Jean-Pascal Flavien: Viewer in Maricá
26 October–22 December 2007, Brussels
Viewer in Maricá
The exhibition comprises four new works and articulates many interests of the artist such as architecture, science fiction, printed matters whether in the form of books or posters, music in relation to sculpture and architecture.
The piece Sci-fi film, 2007 is a colour, 7 min 28 sec film shown in loop with an original music by American composer Giancarlo Vulcano. This music is saturated the same way the image itself is. The film present the “Viewer” an architecture recently built by Flavien in the near of Rio de Janeiro. This building was first developed in a series of drawings in which it was set in tropical or antediluvian landscapes and desert climates, and at times placed beside dinosaurs. Flavien is less interested by projections of the future or technology than by anachronisms, chronological deviations that all allow him to activate a different temporality in his work.
It is thought as a science-fiction film. There is no human element visible the whole the duration of the film, except for the building itself. Its time, or “époque” could be one of a great past, and at moments, one from a far future. The image is emphasizing on its electronic nature, and on its limits within the camera frame. Shot with a small photo camera, the red colour of the building saturates the images. The house touches the frame, plays with the light adjustments of the camera, the changes and disruptions of colour balance when moving… The sound of the film is written to accentuate these effects, taking the house, and the other elements, sun, landscape, grass, as sources of radiation, creating saturations, revealing the frame. The film is played in loop. It uses a red electronic noise, instead of black between displays. It is projected in an open booth; the sound is asymmetrical, located on the right side of the projection.
The piece « Discussion » is a double model (painted cardboard) of the Viewer. Inside each one a speaker is connected to a two tracks source, playing a specific sound for each model a specific sound. They act like sources of emitted sound, one responding to the other hence the discussion. One sound is low in pitch, the other higher in pitch. The two models are presented on a table, a wood construction like the ones used by vendors on the street of Rio de Janeiro.
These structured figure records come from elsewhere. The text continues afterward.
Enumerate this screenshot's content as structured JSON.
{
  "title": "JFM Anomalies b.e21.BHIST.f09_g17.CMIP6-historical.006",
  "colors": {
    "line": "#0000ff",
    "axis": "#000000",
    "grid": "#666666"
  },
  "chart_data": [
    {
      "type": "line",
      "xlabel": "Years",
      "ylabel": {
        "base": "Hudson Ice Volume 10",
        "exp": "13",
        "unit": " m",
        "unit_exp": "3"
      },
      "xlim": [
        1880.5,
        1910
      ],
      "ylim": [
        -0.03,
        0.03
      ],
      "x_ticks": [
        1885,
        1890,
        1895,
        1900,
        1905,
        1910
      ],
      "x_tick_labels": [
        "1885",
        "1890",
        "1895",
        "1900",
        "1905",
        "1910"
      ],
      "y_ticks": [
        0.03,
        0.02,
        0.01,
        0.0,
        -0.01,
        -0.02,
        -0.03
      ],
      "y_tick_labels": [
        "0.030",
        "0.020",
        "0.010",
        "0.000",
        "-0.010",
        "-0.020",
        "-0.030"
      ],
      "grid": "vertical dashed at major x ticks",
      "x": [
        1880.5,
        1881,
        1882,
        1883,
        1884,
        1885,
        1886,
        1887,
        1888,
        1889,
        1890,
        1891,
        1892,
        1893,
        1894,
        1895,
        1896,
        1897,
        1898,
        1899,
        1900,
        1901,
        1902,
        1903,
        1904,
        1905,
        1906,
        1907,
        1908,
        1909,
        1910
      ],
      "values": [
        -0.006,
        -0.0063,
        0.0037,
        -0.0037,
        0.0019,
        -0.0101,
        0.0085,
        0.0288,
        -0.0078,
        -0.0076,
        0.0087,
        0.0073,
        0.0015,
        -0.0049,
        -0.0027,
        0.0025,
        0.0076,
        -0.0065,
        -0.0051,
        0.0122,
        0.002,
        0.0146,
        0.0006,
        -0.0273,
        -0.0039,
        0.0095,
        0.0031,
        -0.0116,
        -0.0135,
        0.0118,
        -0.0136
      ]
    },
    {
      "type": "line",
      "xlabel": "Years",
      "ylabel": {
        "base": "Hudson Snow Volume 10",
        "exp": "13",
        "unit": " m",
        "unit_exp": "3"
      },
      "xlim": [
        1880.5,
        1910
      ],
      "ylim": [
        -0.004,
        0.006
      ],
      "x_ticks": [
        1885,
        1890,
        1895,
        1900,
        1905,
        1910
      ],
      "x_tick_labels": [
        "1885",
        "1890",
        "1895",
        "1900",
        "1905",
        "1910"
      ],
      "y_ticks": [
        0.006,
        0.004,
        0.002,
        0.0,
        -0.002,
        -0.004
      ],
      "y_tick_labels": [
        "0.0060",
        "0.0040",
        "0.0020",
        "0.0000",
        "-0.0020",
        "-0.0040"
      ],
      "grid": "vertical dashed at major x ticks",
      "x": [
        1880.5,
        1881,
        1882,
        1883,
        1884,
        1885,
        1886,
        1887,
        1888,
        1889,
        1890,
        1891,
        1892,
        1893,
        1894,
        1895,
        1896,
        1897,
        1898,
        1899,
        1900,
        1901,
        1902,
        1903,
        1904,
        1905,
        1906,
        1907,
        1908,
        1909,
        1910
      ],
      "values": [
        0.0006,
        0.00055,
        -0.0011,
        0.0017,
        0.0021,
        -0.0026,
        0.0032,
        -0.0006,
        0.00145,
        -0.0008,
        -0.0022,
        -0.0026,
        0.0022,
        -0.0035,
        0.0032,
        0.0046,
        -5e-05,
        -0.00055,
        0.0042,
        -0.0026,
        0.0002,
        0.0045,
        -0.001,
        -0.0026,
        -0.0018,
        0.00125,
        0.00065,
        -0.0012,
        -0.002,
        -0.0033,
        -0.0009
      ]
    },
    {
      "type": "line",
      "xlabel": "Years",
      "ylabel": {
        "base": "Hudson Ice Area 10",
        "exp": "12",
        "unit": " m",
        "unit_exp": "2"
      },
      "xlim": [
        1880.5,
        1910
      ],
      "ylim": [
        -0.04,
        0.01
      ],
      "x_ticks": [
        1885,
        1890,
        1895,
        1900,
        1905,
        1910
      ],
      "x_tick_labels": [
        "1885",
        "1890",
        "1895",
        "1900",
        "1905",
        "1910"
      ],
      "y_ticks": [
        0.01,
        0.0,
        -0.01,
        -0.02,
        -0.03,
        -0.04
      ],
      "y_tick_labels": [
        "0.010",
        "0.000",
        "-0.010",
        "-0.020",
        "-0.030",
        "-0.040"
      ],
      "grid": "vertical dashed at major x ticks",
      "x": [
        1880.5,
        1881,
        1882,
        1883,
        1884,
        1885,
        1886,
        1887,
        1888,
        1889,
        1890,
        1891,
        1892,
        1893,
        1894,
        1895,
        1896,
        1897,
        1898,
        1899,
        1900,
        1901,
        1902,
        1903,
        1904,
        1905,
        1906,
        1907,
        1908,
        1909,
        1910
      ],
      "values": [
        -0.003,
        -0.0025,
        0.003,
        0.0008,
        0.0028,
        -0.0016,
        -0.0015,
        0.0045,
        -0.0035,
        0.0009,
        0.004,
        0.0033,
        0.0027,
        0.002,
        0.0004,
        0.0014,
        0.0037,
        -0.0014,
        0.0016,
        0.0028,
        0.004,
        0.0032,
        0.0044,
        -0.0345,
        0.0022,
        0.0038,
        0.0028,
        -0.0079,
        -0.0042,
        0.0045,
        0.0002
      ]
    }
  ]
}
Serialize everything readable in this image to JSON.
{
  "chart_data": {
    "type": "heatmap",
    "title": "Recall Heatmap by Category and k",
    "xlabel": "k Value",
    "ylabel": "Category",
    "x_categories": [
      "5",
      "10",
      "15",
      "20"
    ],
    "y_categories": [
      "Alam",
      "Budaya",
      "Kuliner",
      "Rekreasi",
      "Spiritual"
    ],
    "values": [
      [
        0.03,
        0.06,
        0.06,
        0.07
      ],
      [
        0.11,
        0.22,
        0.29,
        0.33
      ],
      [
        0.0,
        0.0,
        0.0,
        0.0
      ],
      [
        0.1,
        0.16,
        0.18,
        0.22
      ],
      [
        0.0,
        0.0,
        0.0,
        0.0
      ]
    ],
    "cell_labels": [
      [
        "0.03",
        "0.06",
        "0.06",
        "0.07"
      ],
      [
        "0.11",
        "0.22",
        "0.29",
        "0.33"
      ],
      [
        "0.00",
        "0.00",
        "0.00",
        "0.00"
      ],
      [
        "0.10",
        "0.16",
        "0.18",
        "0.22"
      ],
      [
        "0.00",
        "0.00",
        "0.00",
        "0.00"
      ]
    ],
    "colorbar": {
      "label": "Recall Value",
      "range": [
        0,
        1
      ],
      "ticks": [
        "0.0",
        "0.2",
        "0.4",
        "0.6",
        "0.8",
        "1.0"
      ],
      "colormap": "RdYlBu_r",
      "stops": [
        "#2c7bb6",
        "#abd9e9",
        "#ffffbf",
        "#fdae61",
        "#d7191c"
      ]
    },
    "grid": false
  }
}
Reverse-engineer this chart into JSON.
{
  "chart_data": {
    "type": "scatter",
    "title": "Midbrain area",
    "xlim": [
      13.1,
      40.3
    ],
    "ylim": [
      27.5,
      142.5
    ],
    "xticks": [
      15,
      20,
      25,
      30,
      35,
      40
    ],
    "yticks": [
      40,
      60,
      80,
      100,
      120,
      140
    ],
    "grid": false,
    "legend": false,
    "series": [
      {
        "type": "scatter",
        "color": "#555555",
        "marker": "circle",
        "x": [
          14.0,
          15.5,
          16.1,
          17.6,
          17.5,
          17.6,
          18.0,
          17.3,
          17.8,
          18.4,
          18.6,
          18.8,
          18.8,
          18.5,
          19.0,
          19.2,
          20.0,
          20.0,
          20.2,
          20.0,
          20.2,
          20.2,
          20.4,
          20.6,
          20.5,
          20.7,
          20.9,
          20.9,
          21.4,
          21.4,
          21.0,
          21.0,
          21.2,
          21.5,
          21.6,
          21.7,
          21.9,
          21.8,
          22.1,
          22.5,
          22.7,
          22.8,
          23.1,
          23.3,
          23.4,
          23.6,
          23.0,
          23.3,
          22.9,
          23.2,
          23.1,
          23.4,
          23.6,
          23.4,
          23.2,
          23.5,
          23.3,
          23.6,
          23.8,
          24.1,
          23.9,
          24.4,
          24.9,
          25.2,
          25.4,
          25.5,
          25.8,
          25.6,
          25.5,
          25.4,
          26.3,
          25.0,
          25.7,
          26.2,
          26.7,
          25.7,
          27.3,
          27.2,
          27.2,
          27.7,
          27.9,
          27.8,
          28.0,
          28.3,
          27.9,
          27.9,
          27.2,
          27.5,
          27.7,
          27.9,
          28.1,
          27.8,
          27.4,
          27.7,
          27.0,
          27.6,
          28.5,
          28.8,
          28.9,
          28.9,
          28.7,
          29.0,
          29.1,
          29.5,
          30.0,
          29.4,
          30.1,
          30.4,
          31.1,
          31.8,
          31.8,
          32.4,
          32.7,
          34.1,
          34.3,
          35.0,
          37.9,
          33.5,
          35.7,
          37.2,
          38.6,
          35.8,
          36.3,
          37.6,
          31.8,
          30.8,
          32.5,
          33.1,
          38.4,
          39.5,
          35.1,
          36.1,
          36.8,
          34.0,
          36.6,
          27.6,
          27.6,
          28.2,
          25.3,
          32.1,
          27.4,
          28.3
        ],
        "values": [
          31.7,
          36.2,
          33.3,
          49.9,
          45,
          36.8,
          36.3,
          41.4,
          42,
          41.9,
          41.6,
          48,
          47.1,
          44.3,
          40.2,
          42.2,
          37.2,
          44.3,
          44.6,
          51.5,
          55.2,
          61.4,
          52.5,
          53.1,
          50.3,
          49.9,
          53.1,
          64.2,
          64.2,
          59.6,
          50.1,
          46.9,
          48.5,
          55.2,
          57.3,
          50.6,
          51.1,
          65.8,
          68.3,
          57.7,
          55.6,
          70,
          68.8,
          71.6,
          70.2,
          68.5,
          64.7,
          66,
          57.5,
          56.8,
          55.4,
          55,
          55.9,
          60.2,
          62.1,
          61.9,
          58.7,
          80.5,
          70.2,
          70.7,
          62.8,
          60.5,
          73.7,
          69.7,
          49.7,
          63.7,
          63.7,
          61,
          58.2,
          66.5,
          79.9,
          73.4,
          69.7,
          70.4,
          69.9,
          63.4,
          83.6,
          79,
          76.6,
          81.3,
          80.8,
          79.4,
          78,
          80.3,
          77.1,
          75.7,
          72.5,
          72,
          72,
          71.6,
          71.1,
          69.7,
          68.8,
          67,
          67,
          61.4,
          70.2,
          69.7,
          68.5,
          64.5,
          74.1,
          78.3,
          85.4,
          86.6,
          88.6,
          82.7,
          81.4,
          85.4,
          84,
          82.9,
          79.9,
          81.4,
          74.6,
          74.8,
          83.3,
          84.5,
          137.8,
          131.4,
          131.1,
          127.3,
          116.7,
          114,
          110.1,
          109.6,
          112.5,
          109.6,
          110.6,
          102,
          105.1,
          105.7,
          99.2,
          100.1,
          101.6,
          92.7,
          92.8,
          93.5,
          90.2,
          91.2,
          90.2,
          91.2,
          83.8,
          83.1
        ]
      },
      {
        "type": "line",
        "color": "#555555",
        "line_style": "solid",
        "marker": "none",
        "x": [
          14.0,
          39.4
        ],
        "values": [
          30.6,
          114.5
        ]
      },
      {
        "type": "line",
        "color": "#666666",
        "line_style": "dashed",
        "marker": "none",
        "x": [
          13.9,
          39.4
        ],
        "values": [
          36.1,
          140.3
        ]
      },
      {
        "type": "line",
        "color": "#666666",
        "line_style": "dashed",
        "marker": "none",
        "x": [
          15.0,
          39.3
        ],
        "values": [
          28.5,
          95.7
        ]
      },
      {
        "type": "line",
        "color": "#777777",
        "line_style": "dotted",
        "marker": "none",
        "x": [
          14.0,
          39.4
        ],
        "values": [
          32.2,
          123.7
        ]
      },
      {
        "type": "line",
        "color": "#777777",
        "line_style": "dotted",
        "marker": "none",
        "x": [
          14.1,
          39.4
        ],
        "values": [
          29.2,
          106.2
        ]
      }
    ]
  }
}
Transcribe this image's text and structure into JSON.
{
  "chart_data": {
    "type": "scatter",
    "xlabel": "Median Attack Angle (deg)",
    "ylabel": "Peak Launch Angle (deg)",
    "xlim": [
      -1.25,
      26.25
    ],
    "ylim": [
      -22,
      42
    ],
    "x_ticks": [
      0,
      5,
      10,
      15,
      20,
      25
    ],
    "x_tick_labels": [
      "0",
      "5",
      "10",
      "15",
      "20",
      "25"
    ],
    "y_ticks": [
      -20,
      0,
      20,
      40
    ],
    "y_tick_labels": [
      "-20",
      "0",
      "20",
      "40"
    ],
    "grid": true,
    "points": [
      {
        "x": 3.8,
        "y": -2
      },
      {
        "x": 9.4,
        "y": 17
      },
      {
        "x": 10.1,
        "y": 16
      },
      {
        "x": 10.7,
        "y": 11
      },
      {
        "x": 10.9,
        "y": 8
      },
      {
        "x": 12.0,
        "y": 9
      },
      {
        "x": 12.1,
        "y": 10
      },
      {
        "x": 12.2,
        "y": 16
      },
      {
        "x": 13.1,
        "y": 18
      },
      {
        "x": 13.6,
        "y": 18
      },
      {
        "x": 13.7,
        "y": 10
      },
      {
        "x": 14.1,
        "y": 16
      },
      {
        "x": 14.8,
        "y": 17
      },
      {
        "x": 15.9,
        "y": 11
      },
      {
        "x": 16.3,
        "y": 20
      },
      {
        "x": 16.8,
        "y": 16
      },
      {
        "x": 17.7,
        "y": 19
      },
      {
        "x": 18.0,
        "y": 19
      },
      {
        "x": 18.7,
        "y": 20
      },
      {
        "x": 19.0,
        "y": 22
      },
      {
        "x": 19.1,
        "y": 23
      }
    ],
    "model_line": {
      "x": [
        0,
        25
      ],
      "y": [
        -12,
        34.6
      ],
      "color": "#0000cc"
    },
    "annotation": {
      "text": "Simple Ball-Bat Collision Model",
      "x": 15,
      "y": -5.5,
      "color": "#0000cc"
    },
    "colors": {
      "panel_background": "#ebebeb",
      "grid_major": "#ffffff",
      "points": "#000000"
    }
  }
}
The invitation poster also presented in the space is the only thing lighted with a spot. It shows another aspect of science fiction. It features the viewer at night, the scenery sort of reminding “Encounter of a third kind”. Maricá is the name of the place where the viewer has been built.
The fourth piece in the show “Micro-films” is presented in a separate room. A series of very short sequences have been shot during the construction of the house in Rio. In most of them the two carpenters involved in the construction become characters of their own. They seem to be linked to the building, but not in the relation to a constructive activity. Their movements and gestures do not seem to participate to the process of building. The two protagonists have also been asked to perform gestures, like walking in circle, go and come back, pass object around… Some animals near the site, snakes, also feature in the film.
For each of the selected micro-films, Giancarlo Vulcano has written some music. The “Micro-films” will be presented in a double projection, one above the other. At times there will be two films playing together, at other times only one and sometime nothing. The music pieces that accompany every micro-film interfere with one another like the sound of several bees.
Exhibition views
About the artist
Jean-Pascal Flavien
Jean-Pascal Flavien was born in France in 1971. He lives and works in Berlin.
Jean-Pascal Flavien’s practice combines elements from architecture, sculpture, and the performative, to create works that are both precise and concrete but also poetic and evocative. The models of houses, for example, are generated from settings imposed by the artist. Like preliminary sketches of large-scale paintings, his models for houses are maquettes for possible scenarios and perhaps views from the past or future of these fictional buildings. His altered domestic objects, such chairs, tables, outlets or blinds draw attention to the way in which design and architecture shape our experience of space but also how they can more fundamentally determine our experience of ourselves and of others.
Represented in Berlin by Esther Shipper.